Western leaders are hoping Russia will do nothing in response to missile strikes deep inside their country, as when Russia did not respond to two May 2024 attacks on its early warning radars in Armavir and Orsk.
But Theodore Postol, MIT Professor and US Chief of Naval Operations advisor, warns, “We may have come close to a nuclear exchange on May 22 due to a reckless Ukrainian drone attack on two Russian strategic nuclear early warning radars at Armavir. Fortunately, a subsequent attack on a third radar station at Orsk in Russia on May 26 failed.” Armavir is 300 miles from Ukraine, while Orsk 930 miles away. All the talk of containing Ukrainian attacks to “a limited stretch of land near the Ukrainian border” was hot air, Postol argues.

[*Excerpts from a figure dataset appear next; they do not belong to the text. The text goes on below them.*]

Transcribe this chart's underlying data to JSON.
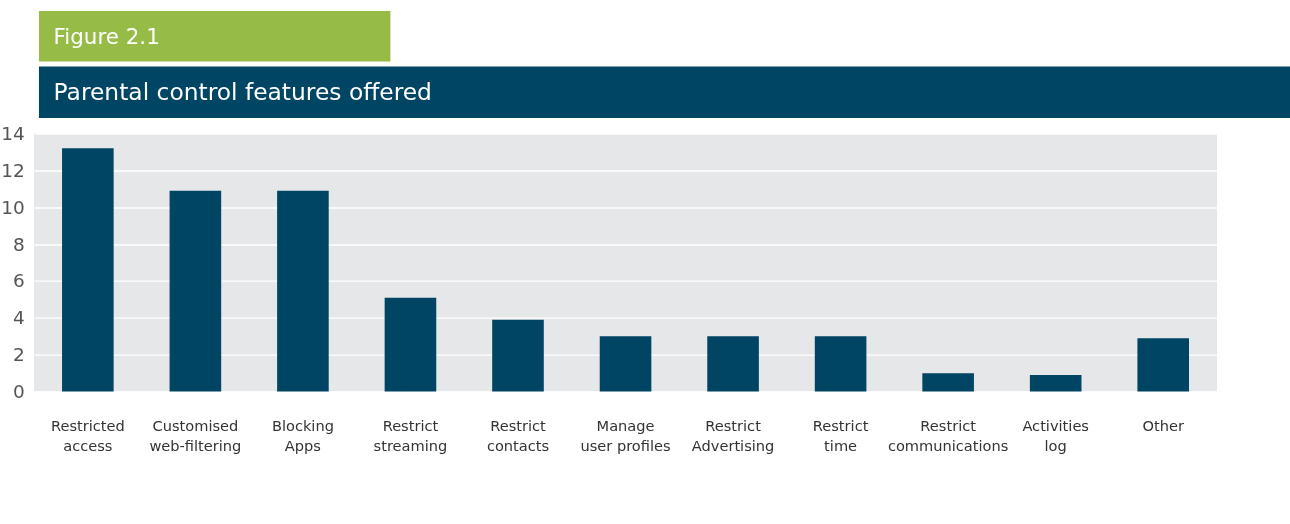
{
  "chart_data": {
    "type": "bar",
    "title": "Parental control features offered",
    "annotations": [
      "Figure 2.1"
    ],
    "categories": [
      "Restricted\naccess",
      "Customised\nweb-filtering",
      "Blocking\nApps",
      "Restrict\nstreaming",
      "Restrict\ncontacts",
      "Manage\nuser profiles",
      "Restrict\nAdvertising",
      "Restrict\ntime",
      "Restrict\ncommunications",
      "Activities\nlog",
      "Other"
    ],
    "values": [
      13.2,
      10.9,
      10.9,
      5.1,
      3.9,
      3.0,
      3.0,
      3.0,
      1.0,
      0.9,
      2.9
    ],
    "color": "#004563",
    "ylim": [
      0,
      14
    ],
    "yticks": [
      0,
      2,
      4,
      6,
      8,
      10,
      12,
      14
    ],
    "grid": "y"
  }
}
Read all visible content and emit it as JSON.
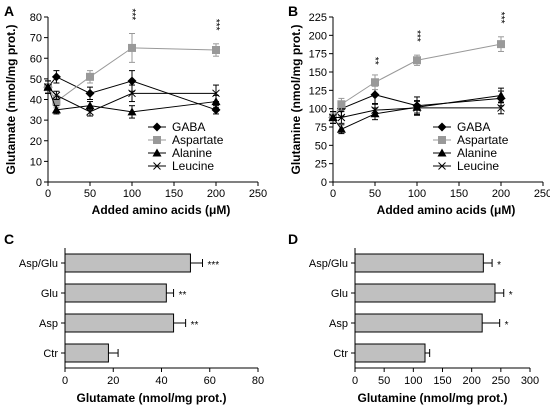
{
  "chart_data": [
    {
      "panel": "A",
      "type": "line",
      "xlabel": "Added amino acids (μM)",
      "ylabel": "Glutamate (nmol/mg prot.)",
      "xlim": [
        0,
        250
      ],
      "ylim": [
        0,
        80
      ],
      "xticks": [
        "0",
        "50",
        "100",
        "150",
        "200",
        "250"
      ],
      "yticks": [
        "0",
        "10",
        "20",
        "30",
        "40",
        "50",
        "60",
        "70",
        "80"
      ],
      "legend_position": "bottom-right",
      "x": [
        0,
        10,
        50,
        100,
        200
      ],
      "series": [
        {
          "name": "GABA",
          "marker": "diamond",
          "color": "#000000",
          "values": [
            46,
            51,
            43,
            49,
            35
          ],
          "errors": [
            3,
            3,
            3,
            5,
            2
          ],
          "significance": [
            "",
            "",
            "",
            "",
            ""
          ]
        },
        {
          "name": "Aspartate",
          "marker": "square",
          "color": "#999999",
          "values": [
            46,
            39,
            51,
            65,
            64
          ],
          "errors": [
            3,
            3,
            3,
            7,
            3
          ],
          "significance": [
            "",
            "",
            "",
            "***",
            "***"
          ]
        },
        {
          "name": "Alanine",
          "marker": "triangle",
          "color": "#000000",
          "values": [
            46,
            35,
            37,
            34,
            39
          ],
          "errors": [
            3,
            2,
            2,
            3,
            3
          ],
          "significance": [
            "",
            "",
            "",
            "",
            ""
          ]
        },
        {
          "name": "Leucine",
          "marker": "x",
          "color": "#000000",
          "values": [
            46,
            42,
            34,
            43,
            43
          ],
          "errors": [
            3,
            2,
            2,
            4,
            4
          ],
          "significance": [
            "",
            "",
            "",
            "",
            ""
          ]
        }
      ]
    },
    {
      "panel": "B",
      "type": "line",
      "xlabel": "Added amino acids (μM)",
      "ylabel": "Glutamine (nmol/mg prot.)",
      "xlim": [
        0,
        250
      ],
      "ylim": [
        0,
        225
      ],
      "xticks": [
        "0",
        "50",
        "100",
        "150",
        "200",
        "250"
      ],
      "yticks": [
        "0",
        "25",
        "50",
        "75",
        "100",
        "125",
        "150",
        "175",
        "200",
        "225"
      ],
      "legend_position": "bottom-right",
      "x": [
        0,
        10,
        50,
        100,
        200
      ],
      "series": [
        {
          "name": "GABA",
          "marker": "diamond",
          "color": "#000000",
          "values": [
            88,
            100,
            119,
            104,
            114
          ],
          "errors": [
            8,
            10,
            12,
            12,
            10
          ],
          "significance": [
            "",
            "",
            "",
            "",
            ""
          ]
        },
        {
          "name": "Aspartate",
          "marker": "square",
          "color": "#999999",
          "values": [
            88,
            106,
            136,
            166,
            188
          ],
          "errors": [
            8,
            8,
            10,
            7,
            10
          ],
          "significance": [
            "",
            "",
            "**",
            "***",
            "***"
          ]
        },
        {
          "name": "Alanine",
          "marker": "triangle",
          "color": "#000000",
          "values": [
            88,
            72,
            93,
            102,
            118
          ],
          "errors": [
            8,
            6,
            8,
            8,
            10
          ],
          "significance": [
            "",
            "",
            "",
            "",
            ""
          ]
        },
        {
          "name": "Leucine",
          "marker": "x",
          "color": "#000000",
          "values": [
            88,
            88,
            98,
            101,
            101
          ],
          "errors": [
            8,
            8,
            8,
            10,
            8
          ],
          "significance": [
            "",
            "",
            "",
            "",
            ""
          ]
        }
      ]
    },
    {
      "panel": "C",
      "type": "bar",
      "orientation": "horizontal",
      "xlabel": "Glutamate (nmol/mg prot.)",
      "xlim": [
        0,
        80
      ],
      "xticks": [
        "0",
        "20",
        "40",
        "60",
        "80"
      ],
      "categories": [
        "Asp/Glu",
        "Glu",
        "Asp",
        "Ctr"
      ],
      "values": [
        52,
        42,
        45,
        18
      ],
      "errors": [
        5,
        3,
        5,
        4
      ],
      "significance": [
        "***",
        "**",
        "**",
        ""
      ],
      "bar_color": "#c0c0c0"
    },
    {
      "panel": "D",
      "type": "bar",
      "orientation": "horizontal",
      "xlabel": "Glutamine (nmol/mg prot.)",
      "xlim": [
        0,
        300
      ],
      "xticks": [
        "0",
        "50",
        "100",
        "150",
        "200",
        "250",
        "300"
      ],
      "categories": [
        "Asp/Glu",
        "Glu",
        "Asp",
        "Ctr"
      ],
      "values": [
        220,
        240,
        218,
        120
      ],
      "errors": [
        15,
        15,
        30,
        8
      ],
      "significance": [
        "*",
        "*",
        "*",
        ""
      ],
      "bar_color": "#c0c0c0"
    }
  ]
}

“Since these radars form the singular foundation of Russia’s strategic nuclear early warning capabilities, any tampering with their functions in any unpredictable global situation is accompanied by very grave risks of misinterpretations of intentions that could lead to a massive launch of Russian nuclear forces,” wrote Postol.
Dmitry Suslov, member of the Russian Council on Foreign and Defense Policy, replied to the Ukrainian radar attack on May 30 on RT: “It’s time for Russia to think about a ‘demonstrative’ nuclear test”: “The US-led bloc has lost its fear of the mushroom cloud, but seeing one would perhaps focus some minds.” But under Putin’s new doctrine of “the Indivisibility of Security”—the alliance of Russia, China, the Democratic People’s Republic of Korea, Iran, and Yemen—what happens in Europe is connected to what happens in Asia; retaliation for a missile strike on Russia could come from anywhere, e.g., the DPRK or Yemen.
One final note: According to The Times, Kiev regime soldiers could use a GPS signal to guide Storm Shadow missiles to their targets inside Russia, but Russia jams the GPS, which is why the Kiev regime needs to use US satellite data.
This story seems phony to me.
First of all, US intelligence has been guiding Kiev targeting since 2022, for example, in their attacks on Crimea. Second, Russia has been jamming Kiev’s aggressive use of GPS since early in the war, so Kiev’s inability to use GPS is nothing new. Certainly, the U.S. Army would also jam the GPS signal if its enemies were using it.